J. Ryan Stradal is a master of the three F's of writing: fiction, family, and food. Last year, I listened to his second book The Lagar Queen of Minnesota (what a name am I right?!) and I loved it. It was a sweeping family saga centered around one common American beverage...beer. Because it was so brilliant, I decided to pick up his debut novel, The Kitchens of the Great Midwest this summer.
A little backstory
Lars Thorvald and his wife, Cynthia, have each other and their other two love affairs, food and wine. Lars is a well-known chef, his wife is a budding sommelier, and their daughter, Eva, is just a little girl with a bright future ahead...until things go upside-down. Cynthia chooses wine over family, Lars dies heartbroken and Eva is left to be raised by her aunt and uncle.
As she grows up, she discovers that she has a talent for spotting out flavors, withstanding the heat of fiery peppers, and creating beautifully complex dishes. Through her experiences, she not only stands firm in who she is, but she also becomes a star chef behind a secretive pop-up restaurant in the upper midwest.

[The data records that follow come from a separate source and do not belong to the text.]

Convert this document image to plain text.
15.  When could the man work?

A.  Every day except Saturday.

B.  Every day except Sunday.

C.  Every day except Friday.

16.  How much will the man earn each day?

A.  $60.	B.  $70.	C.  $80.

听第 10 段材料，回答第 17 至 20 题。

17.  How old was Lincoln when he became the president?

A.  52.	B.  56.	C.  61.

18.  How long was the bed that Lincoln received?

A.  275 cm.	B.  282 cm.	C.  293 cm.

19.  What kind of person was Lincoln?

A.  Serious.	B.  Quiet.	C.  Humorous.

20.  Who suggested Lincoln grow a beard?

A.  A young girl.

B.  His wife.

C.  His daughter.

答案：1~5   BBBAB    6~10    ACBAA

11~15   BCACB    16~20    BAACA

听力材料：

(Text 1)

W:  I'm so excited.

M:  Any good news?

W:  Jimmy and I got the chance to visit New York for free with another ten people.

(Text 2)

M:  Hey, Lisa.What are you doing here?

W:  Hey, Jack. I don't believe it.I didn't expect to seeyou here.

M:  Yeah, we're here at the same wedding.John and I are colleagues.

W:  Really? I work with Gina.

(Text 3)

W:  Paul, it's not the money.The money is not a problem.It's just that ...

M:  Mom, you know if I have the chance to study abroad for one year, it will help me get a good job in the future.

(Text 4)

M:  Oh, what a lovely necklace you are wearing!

Throughout her coming of age saga, you meet her parents, her family, members of her community, and other important people who show how important food is in terms of family, community, and identity.
When a book makes my mouth water, my heart beat faster and my whole body sigh in awe...that is the power of an unbelievable book. Stradal encompassed the support of family, the deep connection food has in our lives, and the beauty of the Midwest all in less than 400 pages. I truly felt at home while reading this book. He literally made me salivate when describing the dishes Eva made, and that is a very difficult thing to do in a fiction book for me!
I also loved how this book focused so much on family. Family is highly important to me, and so many different things could have happened with Eva following her parents' departure. He talked about her struggles, her loves, the people who carried her through, and how the overwhelming love for food brought her to where she was at the end of the book. A true testament to overcoming life's adversities and chasing dreams.
I highly recommend this book for any person that lives in the midwest and loves food as much as I do.